Master of the grand gesture, big Dan Ahearn clapped his hands onto his bony knees and leapt to his feet, turning to face the prostrate Pig.
“Jasus McGonagle, if that doesn’t beat all! Wasn’t he saying to me only last week that he was for selling up and going back to Limavady.” Wildly he flung out an arm. “On that very street there!”
With a glance over his shoulder towards where Peggy May was making tea in the back shop, Kilbride said,
“He’ll be going back to Limavady on his knees after a few days with that lady, so he will.”
Pig added his medical opinion on the illicit affair. “Aye, and maybe taking home more than he bargained for.”
Ahearn sat down, punched one hand in the other and said, “Well, damn me. Six months ago the man was at death’s door with the bad back. ‘Dan,’ he sez to me, ‘they took me in the hospital and had the gall bladder out of me and then they find out it wasn’t the gall bladder after all.’ ‘Well,’ sez I, ‘did the
y put it back in?’ ‘Bugger me, d’you know what, Dan? I never thought to ask that,’ says yer man.”
From the back shop Peggy May came with a big mug of tea, but despite her rigid carriage a quarter of the contents were spilled on the journey.
“And how’re you today, Peggy May?” Pig Cully looked at the young girl with lascivious eyes.
“I’m doing very well, Mr Cully,” she said pleasantly, having put down the cup beside Kilbride.
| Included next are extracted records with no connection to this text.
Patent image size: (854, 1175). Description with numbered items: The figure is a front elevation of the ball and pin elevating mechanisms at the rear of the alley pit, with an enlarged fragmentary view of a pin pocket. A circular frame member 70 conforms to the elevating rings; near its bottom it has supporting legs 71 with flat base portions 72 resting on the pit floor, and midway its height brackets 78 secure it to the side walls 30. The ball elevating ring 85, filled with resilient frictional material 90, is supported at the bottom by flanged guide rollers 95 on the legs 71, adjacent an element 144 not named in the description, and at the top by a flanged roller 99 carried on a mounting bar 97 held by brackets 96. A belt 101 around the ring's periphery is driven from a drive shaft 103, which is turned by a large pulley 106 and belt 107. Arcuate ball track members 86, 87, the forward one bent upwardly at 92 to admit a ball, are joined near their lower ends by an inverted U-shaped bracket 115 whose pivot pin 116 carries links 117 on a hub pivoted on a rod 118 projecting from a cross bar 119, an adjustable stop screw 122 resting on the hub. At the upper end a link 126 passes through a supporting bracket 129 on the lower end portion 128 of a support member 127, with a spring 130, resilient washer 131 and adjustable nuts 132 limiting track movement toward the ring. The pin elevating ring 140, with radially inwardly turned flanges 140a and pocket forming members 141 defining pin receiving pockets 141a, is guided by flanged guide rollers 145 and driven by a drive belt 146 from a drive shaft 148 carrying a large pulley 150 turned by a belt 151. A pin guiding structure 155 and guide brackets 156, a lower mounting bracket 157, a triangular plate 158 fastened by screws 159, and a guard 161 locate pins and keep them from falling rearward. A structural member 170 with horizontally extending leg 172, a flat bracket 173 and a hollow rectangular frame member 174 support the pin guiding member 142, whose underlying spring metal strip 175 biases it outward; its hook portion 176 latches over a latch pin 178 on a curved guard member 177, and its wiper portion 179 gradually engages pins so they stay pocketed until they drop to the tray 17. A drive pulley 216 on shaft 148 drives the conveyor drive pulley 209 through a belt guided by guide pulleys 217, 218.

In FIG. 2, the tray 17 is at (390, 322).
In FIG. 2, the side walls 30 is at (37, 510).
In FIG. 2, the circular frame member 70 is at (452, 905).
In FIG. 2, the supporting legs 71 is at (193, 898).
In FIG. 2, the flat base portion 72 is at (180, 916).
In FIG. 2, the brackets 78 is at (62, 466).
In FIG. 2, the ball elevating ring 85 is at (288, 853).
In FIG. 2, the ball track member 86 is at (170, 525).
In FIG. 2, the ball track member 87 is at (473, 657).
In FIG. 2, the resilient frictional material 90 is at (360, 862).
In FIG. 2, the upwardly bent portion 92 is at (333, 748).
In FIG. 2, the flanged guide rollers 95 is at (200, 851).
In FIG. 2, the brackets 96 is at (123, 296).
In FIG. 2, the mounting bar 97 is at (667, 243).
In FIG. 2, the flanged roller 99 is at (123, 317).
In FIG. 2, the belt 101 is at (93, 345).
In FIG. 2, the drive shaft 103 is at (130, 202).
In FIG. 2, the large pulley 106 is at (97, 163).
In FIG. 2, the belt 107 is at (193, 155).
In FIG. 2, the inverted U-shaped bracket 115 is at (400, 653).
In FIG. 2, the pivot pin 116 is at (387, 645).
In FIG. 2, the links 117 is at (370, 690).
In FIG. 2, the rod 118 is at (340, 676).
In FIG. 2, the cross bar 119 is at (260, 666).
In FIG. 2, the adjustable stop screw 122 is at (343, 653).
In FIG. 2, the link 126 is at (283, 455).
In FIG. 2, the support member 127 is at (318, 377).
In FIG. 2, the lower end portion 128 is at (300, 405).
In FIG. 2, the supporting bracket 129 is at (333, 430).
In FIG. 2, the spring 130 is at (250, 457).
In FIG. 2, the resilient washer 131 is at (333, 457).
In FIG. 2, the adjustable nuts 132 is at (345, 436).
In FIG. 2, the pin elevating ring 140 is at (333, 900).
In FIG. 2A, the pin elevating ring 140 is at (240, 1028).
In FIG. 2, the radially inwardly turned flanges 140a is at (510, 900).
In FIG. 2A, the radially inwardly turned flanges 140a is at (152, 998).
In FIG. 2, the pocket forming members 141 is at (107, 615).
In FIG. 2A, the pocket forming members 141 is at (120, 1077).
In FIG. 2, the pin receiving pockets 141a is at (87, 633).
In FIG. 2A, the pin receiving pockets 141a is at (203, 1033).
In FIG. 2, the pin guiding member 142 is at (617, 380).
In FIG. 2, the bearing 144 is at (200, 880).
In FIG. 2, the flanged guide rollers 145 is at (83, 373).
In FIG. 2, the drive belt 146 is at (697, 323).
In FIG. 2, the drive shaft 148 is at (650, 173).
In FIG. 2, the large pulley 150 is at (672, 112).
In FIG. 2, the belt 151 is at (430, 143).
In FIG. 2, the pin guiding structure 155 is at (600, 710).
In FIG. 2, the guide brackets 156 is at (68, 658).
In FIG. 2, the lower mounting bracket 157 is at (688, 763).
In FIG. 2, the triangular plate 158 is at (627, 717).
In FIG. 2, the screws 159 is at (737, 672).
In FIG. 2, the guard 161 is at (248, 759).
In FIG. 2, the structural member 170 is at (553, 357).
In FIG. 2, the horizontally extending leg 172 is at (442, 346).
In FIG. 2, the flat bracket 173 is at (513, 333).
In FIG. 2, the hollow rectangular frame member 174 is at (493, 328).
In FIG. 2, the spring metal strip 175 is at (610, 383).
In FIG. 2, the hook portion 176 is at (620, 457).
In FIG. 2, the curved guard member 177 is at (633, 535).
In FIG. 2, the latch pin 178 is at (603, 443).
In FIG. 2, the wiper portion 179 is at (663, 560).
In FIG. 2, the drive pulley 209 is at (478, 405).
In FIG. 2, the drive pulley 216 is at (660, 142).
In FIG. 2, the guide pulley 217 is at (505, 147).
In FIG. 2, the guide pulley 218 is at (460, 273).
As she turned towards the back shop she added, “And Mr Simpson said that I have the nicest wee arse he’s seen in a month of Sundays.” With a prim little smile she went through the doorway to a squeak of laughter from Pig Cully and a frown of disapproval from Kilbride.
“Holy God,” Ahearn bellowed, giving his knee a loud slap, “would you listen to that.”
Pig Cully’s laughter had no sooner died to a whine than the door opened and Limpy came in, his old greasy cap perched jauntily on the side of his head, his face registering a frown as he looked at Cully and Ahearn.
“Well, well, the things ye see when ye haven’t got a gun.” Then he broke into a smile and said, “How’re we doing this fine day, boys?”
Kilbride barely glanced up from his ledger as Limpy walked in measured steps towards the counter. In an exaggerated manner Pig Cully looked at his watch and said,
“Well, if it isn’t Lazarus himself. Must’ve been a bloody miracle to get you out of the bed before midday, McGhee. It’s hardly gone eleven.”
Limpy’s smile faltered. Had somebody told them already and denied him the pleasure of breaking the news? Ahearn grabbed Cully’s wrist and pulled it round to read the watch, almost hauling the unfortunate Pig off the bench.
“So she is, Cully! Eleven o’clock and no more.” He threw back the wrist with a force equal to that with which he had grabbed it. “Well, that beats all hell,” he said, but did not elaborate.
“What got you out the pit, McGhee?” Pig Cully asked. “Fleas having a banquet?”